Relative diagnostic sensitivities of culture (green), PCR (blue), serology (red), and clinical diagnosis (orange) during different stages of B. pertussis infection. The represented sensitivities were idealized for clarity. As PCR may detect DNA of nonviable bacteria, positive PCR results may be obtained for 1 to 2 weeks longer than positive culture results.

Biographies

Anneke van der Zee, Ph.D., is a Medical Molecular Microbiologist at Maasstad Hospital, Rotterdam, The Netherlands. She studied at Utrecht University and received her doctoral degree in 1996, studying pertussis at the National Institute for Public Health and the Environment, Bilthoven, The Netherlands. Starting in 1996, she was involved in the development of molecular microbiology laboratory diagnosis at St. Elisabeth Hospital, Tilburg, The Netherlands, and since 2009, she has been leading the Molecular Diagnostics Unit at Maasstad Hospital, which develops and implements molecular assays for diagnosis of infectious diseases, hemato-oncology, tumor therapy, and pharmacogenetics. Her main interest is the diagnosis and epidemiology of infectious diseases.

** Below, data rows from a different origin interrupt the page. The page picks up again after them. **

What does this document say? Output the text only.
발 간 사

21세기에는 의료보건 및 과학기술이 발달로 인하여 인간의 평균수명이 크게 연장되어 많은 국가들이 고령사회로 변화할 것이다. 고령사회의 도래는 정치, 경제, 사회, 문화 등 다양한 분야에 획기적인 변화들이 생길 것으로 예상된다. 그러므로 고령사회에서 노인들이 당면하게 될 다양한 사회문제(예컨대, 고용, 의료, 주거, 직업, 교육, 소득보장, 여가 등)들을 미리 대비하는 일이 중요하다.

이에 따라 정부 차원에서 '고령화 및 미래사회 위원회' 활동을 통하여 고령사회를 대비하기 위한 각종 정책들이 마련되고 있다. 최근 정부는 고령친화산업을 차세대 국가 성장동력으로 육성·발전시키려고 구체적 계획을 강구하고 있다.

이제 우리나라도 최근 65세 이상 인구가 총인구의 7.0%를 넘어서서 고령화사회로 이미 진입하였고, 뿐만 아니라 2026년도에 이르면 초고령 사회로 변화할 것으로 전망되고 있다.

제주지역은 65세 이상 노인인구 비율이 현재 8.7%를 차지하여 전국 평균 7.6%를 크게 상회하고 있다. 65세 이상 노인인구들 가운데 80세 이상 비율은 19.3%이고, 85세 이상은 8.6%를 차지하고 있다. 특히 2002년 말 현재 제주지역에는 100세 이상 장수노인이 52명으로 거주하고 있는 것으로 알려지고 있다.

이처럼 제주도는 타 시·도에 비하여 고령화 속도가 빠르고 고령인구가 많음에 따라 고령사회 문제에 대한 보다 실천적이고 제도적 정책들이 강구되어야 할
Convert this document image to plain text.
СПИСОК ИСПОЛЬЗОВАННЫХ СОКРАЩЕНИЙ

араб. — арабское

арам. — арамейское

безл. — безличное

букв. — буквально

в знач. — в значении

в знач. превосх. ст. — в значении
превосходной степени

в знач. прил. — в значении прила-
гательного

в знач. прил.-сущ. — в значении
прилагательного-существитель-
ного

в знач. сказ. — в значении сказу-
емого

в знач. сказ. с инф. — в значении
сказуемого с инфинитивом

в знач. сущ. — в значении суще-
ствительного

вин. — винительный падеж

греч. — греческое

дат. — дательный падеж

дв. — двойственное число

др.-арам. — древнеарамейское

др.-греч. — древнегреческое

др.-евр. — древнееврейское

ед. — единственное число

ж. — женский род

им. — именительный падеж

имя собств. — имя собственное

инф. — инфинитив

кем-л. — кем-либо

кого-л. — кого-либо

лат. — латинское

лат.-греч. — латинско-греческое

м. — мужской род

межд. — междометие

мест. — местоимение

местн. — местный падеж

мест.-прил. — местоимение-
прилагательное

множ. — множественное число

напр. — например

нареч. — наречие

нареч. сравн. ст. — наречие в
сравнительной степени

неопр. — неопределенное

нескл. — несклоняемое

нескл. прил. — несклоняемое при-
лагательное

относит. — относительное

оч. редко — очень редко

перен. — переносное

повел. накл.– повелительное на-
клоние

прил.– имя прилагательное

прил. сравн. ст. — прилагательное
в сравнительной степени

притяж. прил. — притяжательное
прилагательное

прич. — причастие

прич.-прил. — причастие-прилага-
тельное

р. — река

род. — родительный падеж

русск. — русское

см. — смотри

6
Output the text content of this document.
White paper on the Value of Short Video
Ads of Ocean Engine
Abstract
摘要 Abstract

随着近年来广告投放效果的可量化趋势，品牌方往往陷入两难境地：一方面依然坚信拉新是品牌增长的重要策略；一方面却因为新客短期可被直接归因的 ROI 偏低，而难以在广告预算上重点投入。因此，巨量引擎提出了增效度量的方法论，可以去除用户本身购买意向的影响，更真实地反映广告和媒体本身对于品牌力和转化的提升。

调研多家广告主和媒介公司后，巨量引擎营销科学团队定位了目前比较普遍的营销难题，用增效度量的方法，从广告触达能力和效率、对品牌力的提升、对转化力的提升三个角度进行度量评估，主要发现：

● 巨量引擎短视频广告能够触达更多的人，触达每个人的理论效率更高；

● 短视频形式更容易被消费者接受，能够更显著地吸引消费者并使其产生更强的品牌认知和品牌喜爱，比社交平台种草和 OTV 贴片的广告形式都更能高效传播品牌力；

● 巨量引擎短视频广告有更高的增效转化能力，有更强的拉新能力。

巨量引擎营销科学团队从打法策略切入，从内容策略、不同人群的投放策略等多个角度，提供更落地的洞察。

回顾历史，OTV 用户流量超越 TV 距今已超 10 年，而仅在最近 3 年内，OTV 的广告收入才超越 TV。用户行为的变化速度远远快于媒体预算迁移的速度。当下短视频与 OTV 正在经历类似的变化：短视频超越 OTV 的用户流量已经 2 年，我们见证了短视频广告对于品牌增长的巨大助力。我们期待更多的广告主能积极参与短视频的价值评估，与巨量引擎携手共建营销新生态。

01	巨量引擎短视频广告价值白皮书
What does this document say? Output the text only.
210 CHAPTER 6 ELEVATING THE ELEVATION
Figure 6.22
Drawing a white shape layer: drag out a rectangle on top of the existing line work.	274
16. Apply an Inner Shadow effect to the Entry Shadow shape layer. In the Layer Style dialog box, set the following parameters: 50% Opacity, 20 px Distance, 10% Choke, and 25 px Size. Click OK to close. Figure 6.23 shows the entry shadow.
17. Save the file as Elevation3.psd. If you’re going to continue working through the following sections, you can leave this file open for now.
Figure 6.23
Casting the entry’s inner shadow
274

Joop F. P. Schellekens, M.D., Ph.D., is a Clinical Microbiologist at the Certe Laboratory for Infectious Diseases, Groningen, The Netherlands, which serves eight hospitals in the northern part of the Netherlands. He received his M.D. and Ph.D. at the University and Academic Hospital of Utrecht, The Netherlands. From 1991 to 2004, he was Deputy Head of the Laboratory of Infectious Diseases of the National Institute of Public Health and the Environment, Bilthoven, The Netherlands, during which his primary focus was epidemiology and laboratory diagnosis of infectious diseases. At his present position, his primary focus is the laboratory diagnosis and management of patients with infectious diseases.

Frits R. Mooi, Ph.D., is currently retired. He was Project Leader on pertussis at the National Institute for Public Health and the Environment, The Netherlands, from 1986 to 2015. He obtained his Ph.D. in molecular microbiology from the Free University Amsterdam in 1982. In 1999, he was appointed a (part-time) Professor in Molecular Microbiology at the Department of Medical Microbiology, University of Utrecht. His research focused on the molecular epidemiology and evolution of pathogens, including Escherichia coli, Bordetella pertussis, Moraxella catarrhalis, and Vibrio cholerae.